A "Tashkent Declaration" is expected to be signed at the conclusion of the conference, reflecting agreed upon principles for handling the situation in Afghanistan and the role of negotiating parties in the peace process, the ministry said.

"The Tashkent conference should solve the issue associated with the lack of multilateral diplomacy and political approaches [in solving] the Afghan problem," Uzbekistani lawmaker Sadyk Safayev told journalists during a press conference on Saturday.

Peace negotiations 'only way' forward

"The Taliban fought for many years, but they [were unable to] reach their goals," said Sayed Safiullah Hashemi, a representative from Samangan Province in the Meshrano Jirga (upper house of the Afghan parliament).

"The only way for [the Taliban] to reach to their goals is to talk to the Afghan government," he told Caravanserai.

"The peace proposal that was presented to the Taliban ... is comprehensive and a huge privilege to the group," Hashemi said. "They shouldn't reject this proposal and the outcome of the Tashkent conference because they might not have this opportunity again."

Two things will help ensure peace in Afghanistan, he said. "First, continuous pressure from Afghan and coalition forces on the battleground; second, international consensus for bringing peace in Afghanistan."

The Tashkent conference will reflect regional and international consensus about peace in Afghanistan, said Abdul Khabir Ochqun, deputy chairman of Afghanistan's High Peace Council.

"This conference is very important because countries involved in Afghan war and peace are participating," he told Caravanserai, adding that the Taliban should consider the outcome of the conference so it does not miss another opportunity for peace.

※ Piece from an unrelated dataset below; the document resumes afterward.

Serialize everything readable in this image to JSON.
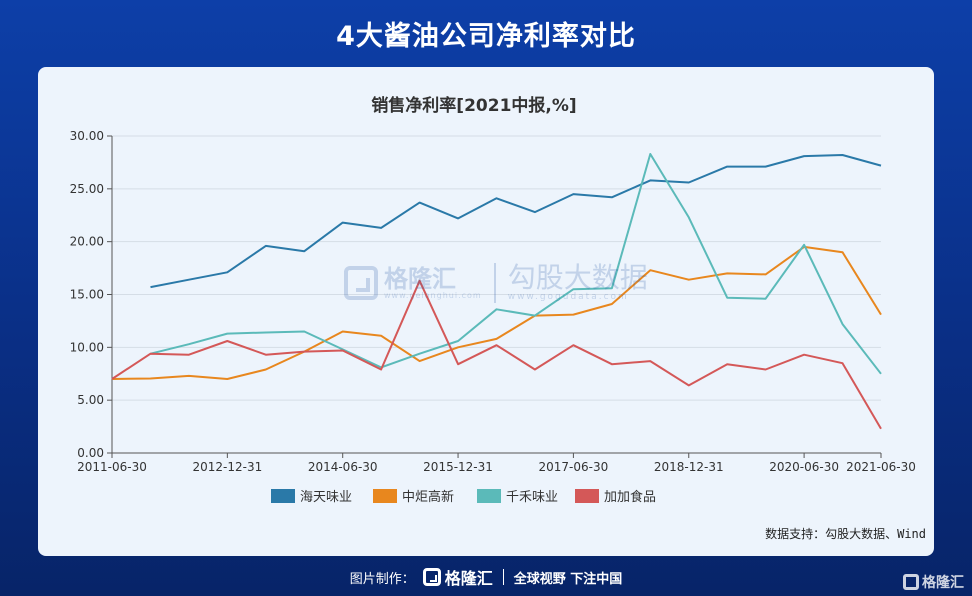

Uzbek, Afghan, US officials discuss co-operation

Following up on recent Uzbekistani-Afghan bilateral agreements, other topics discussed ahead of the peace conference included security co-operation and regional collaboration on trade and transportation.

Ahead of the peace conference Monday, the United States' Shannon and Mirziyoyev discussed bilateral ties and international and regional issues, Radio Free Europe/Radio Liberty reported.

On Saturday, Ulugbek Mustafayev, chairman of the Uzbekistani utility Uzbekenergo, announced that the construction of the Surkhan-to-Pul-i-Khumri (Uzbekistan to Afghanistan) electric transmission line had begun.

Afghan consumers will receive Uzbekistani power starting in June, he said.

Uzbekistani companies also announced potential oil and gas exploration projects in northern Afghanistan and successful work on the extension of a railway from Mazar-e-Sharif to Herat.